The parts of a tattoo machine are the frame with attached pieces, the tubes which can be removed for sterilization for each tattoo, and the needles that are inserted into the tubes and stick out the tubes opening at the end. The tubes also have a hand grip on them, which is where the tattoo artist holds the tattoo machine. These tubes are almost always stainless steel, with the hand grips the same, or a hard plastic. These tubes do not actually touch the customers skin, but ink and blood do come in contact with them, which is why they can be released from the rest of the machine and autoclaved. The tubes can come in many different sizes in relation to the tip where the needles are held being very small to extremely large. The tube end that connect to the tattoo machine is always the same size so that they are interchangeable.
There are two types of tattoo machines, a liner and a shader. These are pretty much dedicated to what their names imply, with little variation. There are minor differences in how they are built, with the liner having smaller coils, and a more upright position. The shader is made to be held a little more angled, and has larger coils.
The liner is used to hold only liner needles, which are needle bars with only small amounts of needles attached into a tight group at the end of the needle bar. The needles stick out of the tip of the tubes that attaches to the tattoo machine. The liner, as a machine, brings the needles up and down into the skin which perforates it, and deposits ink into the said perforations. It is used to do linework and small details. Most liners can handle needles as small as one needle, or as many as ten. The shader is used to fill in larger areas of skin, and needs the larger coils with more power to do so.

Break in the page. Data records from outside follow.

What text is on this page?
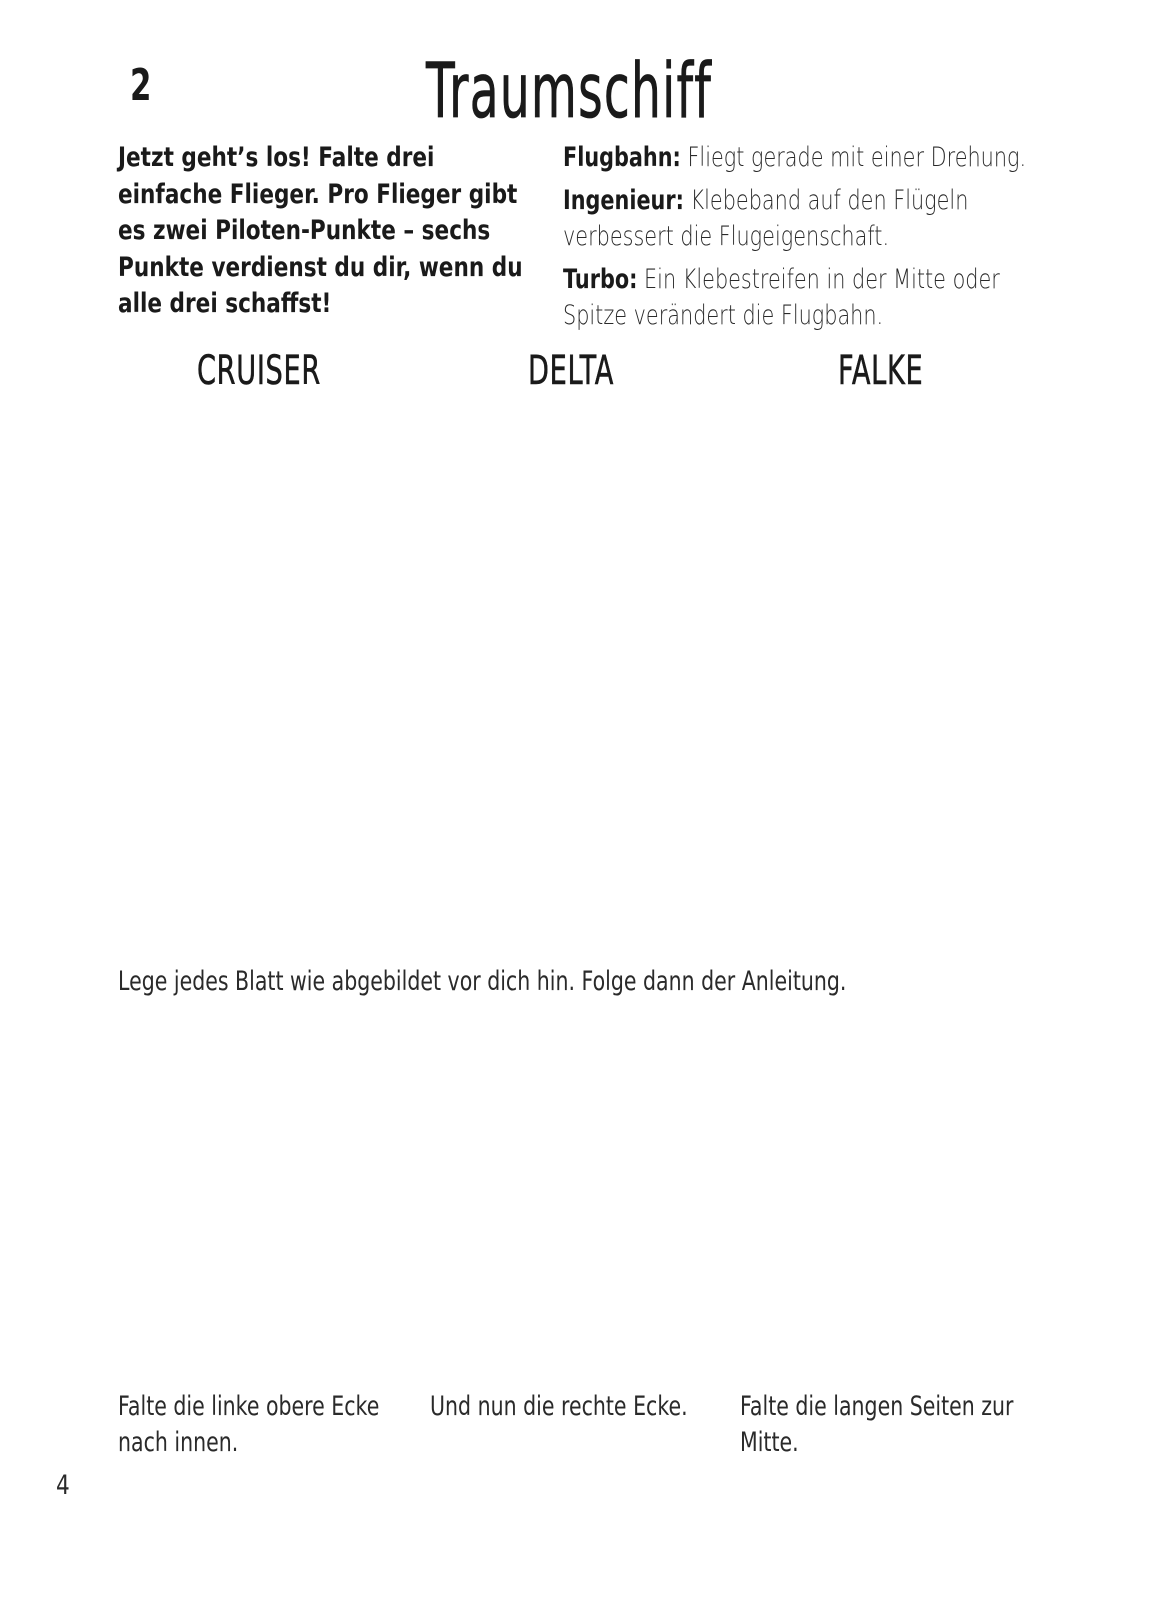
2	Traumschiff
Jetzt geht’s los! Falte drei einfache Flieger. Pro Flieger gibt es zwei Piloten-Punkte – sechs Punkte verdienst du dir, wenn du alle drei schaffst!
Flugbahn: Fliegt gerade mit einer Drehung.
Ingenieur: Klebeband auf den Flügeln verbessert die Flugeigenschaft.
Turbo: Ein Klebestreifen in der Mitte oder Spitze verändert die Flugbahn.
CRUISER	DELTA	FALKE
Lege jedes Blatt wie abgebildet vor dich hin. Folge dann der Anleitung.
Falte die linke obere Ecke nach innen.
Und nun die rechte Ecke.	Falte die langen Seiten zur Mitte.
4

A power chord attaches to the tattoo machine and into a power source. This power source then plugs into an electric outlet (or in some rare occasions, a battery pack). The power source has a dial on it that allows the tattoo artist to adjust the amount of power that the tattoo machine gets. The power source also makes sure that the tattoo machine gets an even measure of power, so that the tattoo quality is consistent.

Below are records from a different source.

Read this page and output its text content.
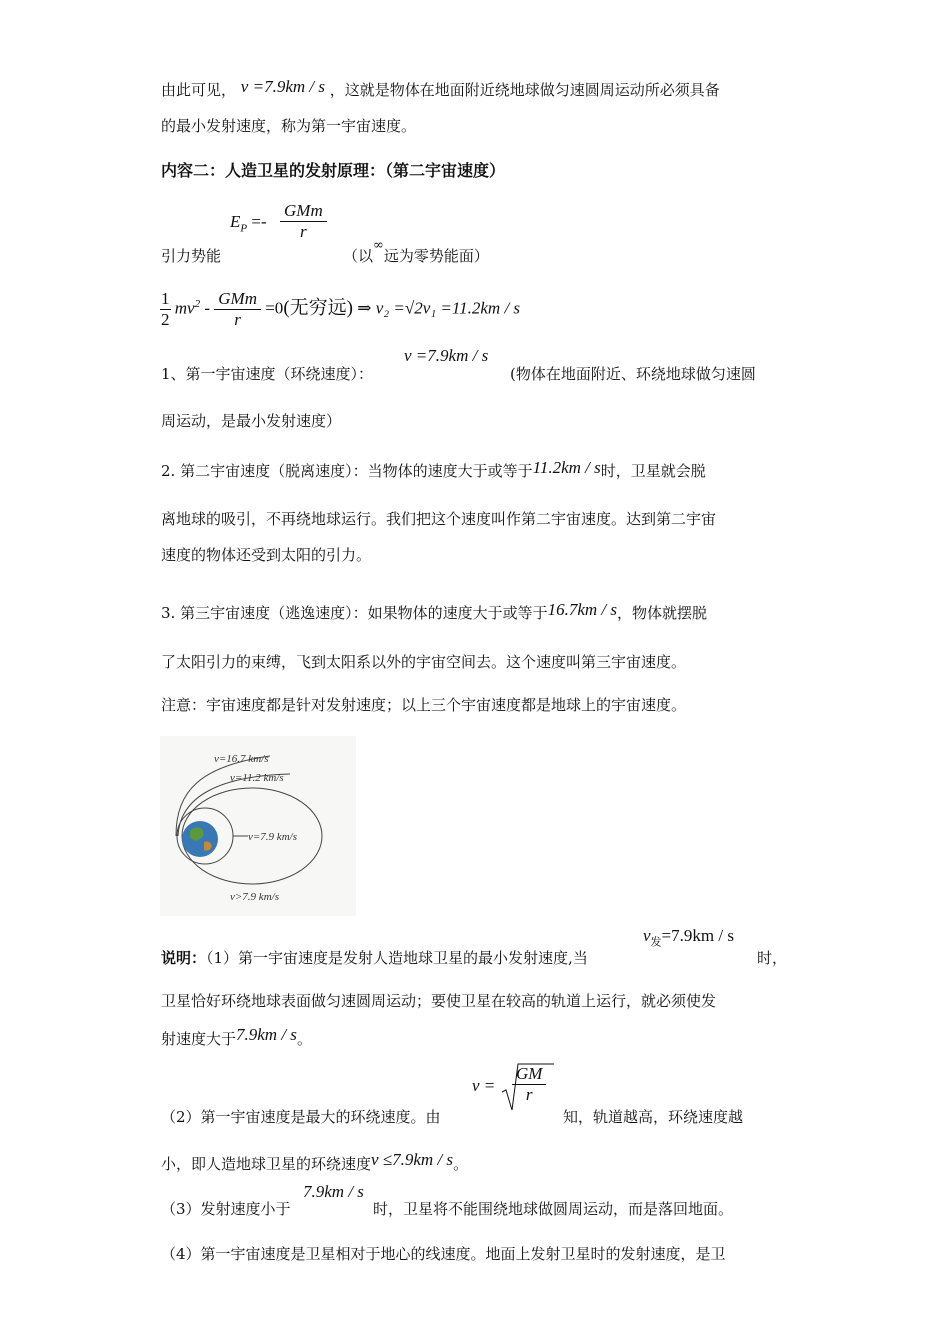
由此可见， v =7.9km / s ，这就是物体在地面附近绕地球做匀速圆周运动所必须具备
的最小发射速度，称为第一宇宙速度。
内容二：人造卫星的发射原理：（第二宇宙速度）
$E_P$ =-
GMm
r
引力势能	（以∞远为零势能面）
$\frac{1}{2} mv^2 - \frac{\text{GMm}}{r} =0$(无穷远) ⇒ v₂ =√2v₁ =11.2km / s
v =7.9km / s
1、第一宇宙速度（环绕速度）：	(物体在地面附近、环绕地球做匀速圆
周运动，是最小发射速度）
2. 第二宇宙速度（脱离速度）：当物体的速度大于或等于11.2km / s时，卫星就会脱
离地球的吸引，不再绕地球运行。我们把这个速度叫作第二宇宙速度。达到第二宇宙
速度的物体还受到太阳的引力。
3. 第三宇宙速度（逃逸速度）：如果物体的速度大于或等于16.7km / s，物体就摆脱
了太阳引力的束缚，飞到太阳系以外的宇宙空间去。这个速度叫第三宇宙速度。
注意：宇宙速度都是针对发射速度；以上三个宇宙速度都是地球上的宇宙速度。
v=16.7 km/s
v=11.2 km/s
v=7.9 km/s
v>7.9 km/s
$v_发=7.9km / s$
说明：（1）第一宇宙速度是发射人造地球卫星的最小发射速度,当	时，
卫星恰好环绕地球表面做匀速圆周运动；要使卫星在较高的轨道上运行，就必须使发
射速度大于7.9km / s。
$v = \frac{GM}{r}$
（2）第一宇宙速度是最大的环绕速度。由	知，轨道越高，环绕速度越
小，即人造地球卫星的环绕速度v ≤7.9km / s。
7.9km / s
（3）发射速度小于	时，卫星将不能围绕地球做圆周运动，而是落回地面。
（4）第一宇宙速度是卫星相对于地心的线速度。地面上发射卫星时的发射速度，是卫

A foot pedal that stays on the ground also plugs into the power source. This is stepped on to make the tattoo machine run, and released to have it stop. It is just an on/off mechanism, though, and not pressure sensitive like a car gas pedal.
The needles are dipped into ink caps of the color desired. It is much like a paintbrush being dipped into the paint. When it is time to change colors, the tattoo needles are rinsed in a cup of water, and then re-dipped into the new color.